妙な笑みを浮かべあかぶち眼鏡を輝かせている。
「おっ、おう。なんかあったのか?」
すると、斎藤は驚いたような表情を見せた。
「本当に何も気にしないんだね。君は」
まぁな。
内心でつぶやいた。
本当に気にしてなんかいない。
俺はそういう人間なんだ。
「本当はわかってるんでしょ?みんなの君に対する好感度はまさしく氷点下だよ」
そこに浮かべられる笑みはきっと苦笑いなのだろう。
俺も負けじと苦笑いを浮かべる。
「まぁ、気づいてはいたけどな。俺にとって重要なことじゃなかったから気になんかしてない」
「へぇ~、友達をみんな失って重要なことじゃないんだ」
そう、俺はすべてを失った。今までなぜかついてきた友達を・・・。
「まぁな。俺は人間が嫌いなんだ。誰かを見るたびに相手が何を考えているのか考えてしまうし、正直友達だってどうだっていいと思ってる」
俺の表情は知らないうちに無へと変化していた。
「なぁ、お前はあの新聞に俺から聞いた話だとは一切書いてないんだろ」
ささやかな問いに斎藤は大きくうなずく。
「だったら、そこに信ぴょう性なんてものは何一つない。それでも奴らは信じた。そして、俺に勝手なレッテルを張り付け遠ざけた。つまり・・・」
しばらくあいた間に斎藤と目があった。
「俺を囲んでいた友情なんてそんなもんだったってことだろ」
悔しくともなんともない。
そう自分に言い聞かせ目を見開く斎藤に回答を任せた。
「本当にひねくれてるね。そんなんじゃ、誰も助けてくれないよ」
「知ってる」
俺は即答した。そして、話を追加する。
「それに、俺はきっと・・・助けてくれた人のことさえも信用できないだろうしな」
何を思ったのか斎藤は表情を曇らせた。
「君、昔何かあったりした?」
どうやらまじめに聞いてきているらしい。
「そんなもんねぇよ。俺は昔からこういう性格なんだ」
「ふ~ん。幼稚だね」
そんな言葉を最後に彼女は手を振って去っていった。
このあと部活があるらしい。
幼稚・・・か。好きにいえ。
少なくとも俺は俺を幼稚だとは思わない。
それだけで十分じゃないか。
共感できる相手なんて必要ない。
俺は俺でしかないんだから・・・。
ブツブツとつぶやきながら昇降口を抜け、門を出た。
吹き荒れる風がやけにうるさく感じる。
観が寝てみれば人りでこの門をくぐったのはこれが初めてだ。
きっと、周りに音がないからここまでよく澄んだ音が聞こえるのだろう。
「待ってください。

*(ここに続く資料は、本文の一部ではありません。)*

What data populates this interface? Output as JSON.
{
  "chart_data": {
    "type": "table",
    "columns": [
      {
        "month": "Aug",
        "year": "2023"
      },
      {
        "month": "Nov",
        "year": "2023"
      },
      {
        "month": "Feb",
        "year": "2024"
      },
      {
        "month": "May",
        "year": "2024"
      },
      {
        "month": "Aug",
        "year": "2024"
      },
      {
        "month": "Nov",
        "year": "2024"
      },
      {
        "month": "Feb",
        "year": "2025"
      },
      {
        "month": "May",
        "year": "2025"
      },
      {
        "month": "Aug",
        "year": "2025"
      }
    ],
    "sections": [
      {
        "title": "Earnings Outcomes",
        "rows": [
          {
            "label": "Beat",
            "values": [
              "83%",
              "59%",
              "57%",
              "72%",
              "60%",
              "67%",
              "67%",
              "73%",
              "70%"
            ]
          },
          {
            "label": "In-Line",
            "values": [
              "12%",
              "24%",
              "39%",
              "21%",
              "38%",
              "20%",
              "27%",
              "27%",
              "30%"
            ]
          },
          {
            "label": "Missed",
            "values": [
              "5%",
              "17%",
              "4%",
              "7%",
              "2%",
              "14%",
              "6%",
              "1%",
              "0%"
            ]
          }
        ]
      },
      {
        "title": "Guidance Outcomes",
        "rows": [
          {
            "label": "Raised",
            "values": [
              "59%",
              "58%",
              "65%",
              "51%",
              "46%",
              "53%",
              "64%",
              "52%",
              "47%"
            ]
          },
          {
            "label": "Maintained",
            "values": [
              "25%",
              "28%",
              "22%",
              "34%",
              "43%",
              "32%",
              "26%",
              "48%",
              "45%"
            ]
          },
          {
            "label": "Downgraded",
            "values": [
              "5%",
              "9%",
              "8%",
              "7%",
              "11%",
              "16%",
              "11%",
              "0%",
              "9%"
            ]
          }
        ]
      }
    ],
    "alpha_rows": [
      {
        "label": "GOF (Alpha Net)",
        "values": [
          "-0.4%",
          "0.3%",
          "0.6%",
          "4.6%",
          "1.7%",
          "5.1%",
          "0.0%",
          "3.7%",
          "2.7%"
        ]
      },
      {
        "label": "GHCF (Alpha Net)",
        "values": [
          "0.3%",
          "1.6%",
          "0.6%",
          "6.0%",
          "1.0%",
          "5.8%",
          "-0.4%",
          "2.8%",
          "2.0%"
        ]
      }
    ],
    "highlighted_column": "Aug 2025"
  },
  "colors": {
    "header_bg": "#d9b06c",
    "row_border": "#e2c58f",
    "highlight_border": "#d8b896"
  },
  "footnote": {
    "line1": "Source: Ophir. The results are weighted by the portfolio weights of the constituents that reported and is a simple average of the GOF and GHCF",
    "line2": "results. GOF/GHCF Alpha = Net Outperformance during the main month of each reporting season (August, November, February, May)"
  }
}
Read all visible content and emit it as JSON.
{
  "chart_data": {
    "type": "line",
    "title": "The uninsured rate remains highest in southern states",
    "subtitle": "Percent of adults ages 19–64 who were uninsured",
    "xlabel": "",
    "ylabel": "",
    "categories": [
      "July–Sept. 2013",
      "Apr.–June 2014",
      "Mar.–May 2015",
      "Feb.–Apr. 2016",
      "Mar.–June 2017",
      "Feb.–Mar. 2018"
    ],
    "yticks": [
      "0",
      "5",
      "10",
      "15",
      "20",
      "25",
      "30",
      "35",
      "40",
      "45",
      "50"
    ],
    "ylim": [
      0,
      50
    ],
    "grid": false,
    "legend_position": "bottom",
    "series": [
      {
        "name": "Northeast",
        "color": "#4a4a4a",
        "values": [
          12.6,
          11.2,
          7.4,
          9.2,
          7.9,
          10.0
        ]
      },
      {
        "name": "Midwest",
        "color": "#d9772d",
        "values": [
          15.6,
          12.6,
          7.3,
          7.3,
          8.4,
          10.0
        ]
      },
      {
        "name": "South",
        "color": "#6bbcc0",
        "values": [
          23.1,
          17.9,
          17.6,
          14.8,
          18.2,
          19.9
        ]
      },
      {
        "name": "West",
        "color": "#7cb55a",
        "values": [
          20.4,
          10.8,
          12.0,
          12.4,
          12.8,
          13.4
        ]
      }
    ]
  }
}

山木さん」
背後から俺を呼ぶ声がする。
ゆっくりと振り向いた視線には苧島が写りこんでいた。
「お前、誰かと一緒に帰らなくてもいいのか?」
「さぁ、どうでしょうね。そんなことより、早く帰りましょ」
鮮やかな笑顔だ。
彼女は優しいから俺に気を使ってあの件に関する話題を避けているのだろう。
しかし、その表情はひどく爽やかに、晴れているものだった。